Quatrième journée labo junior ERILIIS. "DéCorpsTiquer le signifiant"

09 novembre 2015
Colloque / journée d'étude

La quatrième journée du labo junior ERILIIS aura lieu à l’Université Rennes 2 le 9 novembre 2015 ; nous accueillerons François Nemo (LLL, Université d’Orléans) et Sébastien Péron (ERIMIT, Université Rennes 2 et membre du labo junior ERILIIS).

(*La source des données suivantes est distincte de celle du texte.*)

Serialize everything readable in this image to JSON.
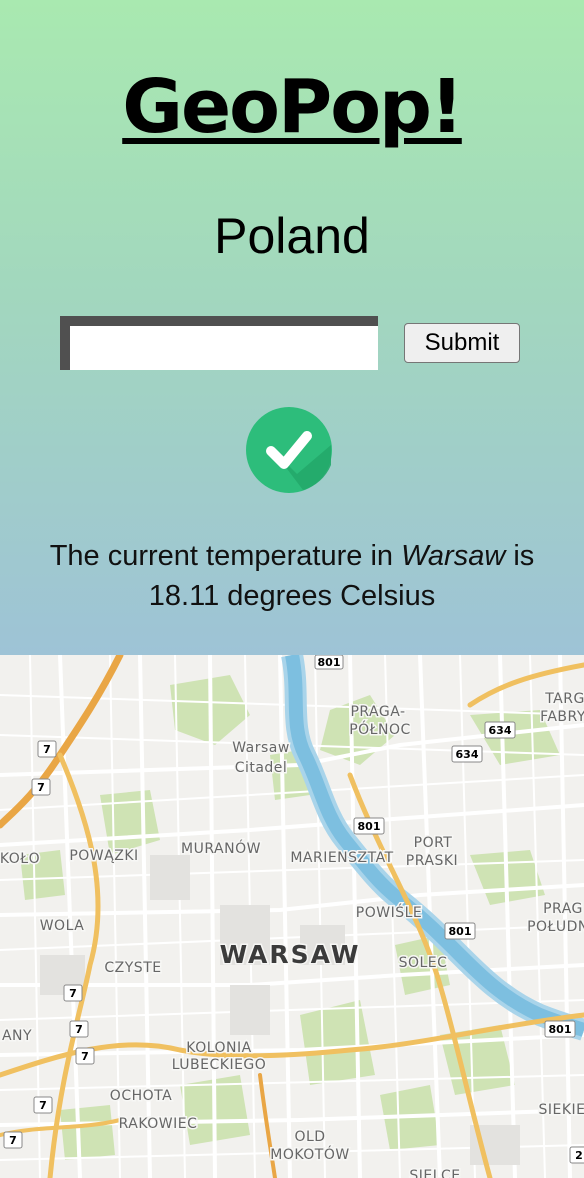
{
  "app": {
    "title": "GeoPop!"
  },
  "country": "Poland",
  "form": {
    "input_value": "",
    "submit_label": "Submit"
  },
  "status": {
    "icon": "check-icon",
    "color": "#2dbd7b"
  },
  "result": {
    "prefix": "The current temperature in ",
    "city": "Warsaw",
    "middle": " is",
    "value": "18.11 degrees Celsius"
  },
  "map": {
    "labels": {
      "warsaw": "WARSAW",
      "citadel_1": "Warsaw",
      "citadel_2": "Citadel",
      "praga_polnoc_1": "PRAGA-",
      "praga_polnoc_2": "PÓŁNOC",
      "targ_1": "TARG",
      "targ_2": "FABRY",
      "port_praski_1": "PORT",
      "port_praski_2": "PRASKI",
      "muranow": "MURANÓW",
      "powazki": "POWĄZKI",
      "kolo": "KOŁO",
      "mariensztat": "MARIENSZTAT",
      "powisle": "POWIŚLE",
      "prag_poludnie_1": "PRAG",
      "prag_poludnie_2": "POŁUDN",
      "wola": "WOLA",
      "czyste": "CZYSTE",
      "solec": "SOLEC",
      "any": "ANY",
      "kolonia_1": "KOLONIA",
      "kolonia_2": "LUBECKIEGO",
      "ochota": "OCHOTA",
      "rakowiec": "RAKOWIEC",
      "old_mokotow_1": "OLD",
      "old_mokotow_2": "MOKOTÓW",
      "siekierki": "SIEKIE",
      "sielce": "SIELCE"
    },
    "shields": {
      "r801_top": "801",
      "r634_a": "634",
      "r634_b": "634",
      "r801_mid": "801",
      "r801_river": "801",
      "r801_right": "801",
      "r7_a": "7",
      "r7_b": "7",
      "r7_c": "7",
      "r7_d": "7",
      "r7_e": "7",
      "r7_f": "7",
      "r7_g": "7",
      "r2": "2"
    }
  }
}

Cette séance se fixe les objectifs suivants :
 

  • Donner aux doctorants l’occasion de découvrir et d’explorer les travaux de François Nemo, notamment ceux qui concernent la polymorphie du signifiant et son étude. Constatant l’impasse à laquelle conduit une morphologie générative purement compositionnelle et combinatoire[1], il construit un modèle qui permet de rendre compte de l’instabilité des rapports forme/sens en morphologie, notamment en établissant une différence de niveaux dans le signifiant entre les briques combinatoires et les briques sémantiques du langage[2], en acceptant la flexibilité de ces dernières[3], ou en cherchant à quoi est attachée la signification, reconnaissant alors des bases consonantiques submorphémiques[4] ;
     
  • Voir à quelles applications concrètes ce modèle peut donner lieu dans le cadre de leurs propres sujets de thèse ; ainsi, par exemple, Sébastien Péron présentera ses premières réflexions en cours sur le suffixe espagnol –ón : ce sera l’occasion d’une tentative d’application collective à cet affixe espagnol de la démarche adoptée par F. Nemo dans l’étude de certains affixes du français (notamment re-, en-, -ier, -uple...). 
     

On poursuivra ainsi des questionnements déjà entamés au cours des précédentes séances sur le déCorpsTicage submorphémique du signifiant et la linéarisation ou non des submorphèmes, ou encore sur la possible nécessité heuristique de distinguer, au sein du signifiant, des niveaux jouant dans la construction du sens.
 

***
 

[1] Impossibilité avec cette approche de rendre compte du rapport qu’entretiennent re-spirer / in-spirer / ex-pirer dès lors que spir ne fonctionne pas comme unité ; ou encore, en refusant de reconnaître d’autres liens entre les mots que ceux de parenté, l’impossibilité de rendre compte du rapport entre des signifiants voisins mais non parents les uns des autres (morphologiquement et/ou diachroniquement), tels que stop - obstacle - obstruer - nonobstant, vrai - vérité - vérifier. Voir par ex. « Eléments pour une typologie des rapports forme/sens », Cahiers de Linguistique Analogique, 2, 2005 (en ligne).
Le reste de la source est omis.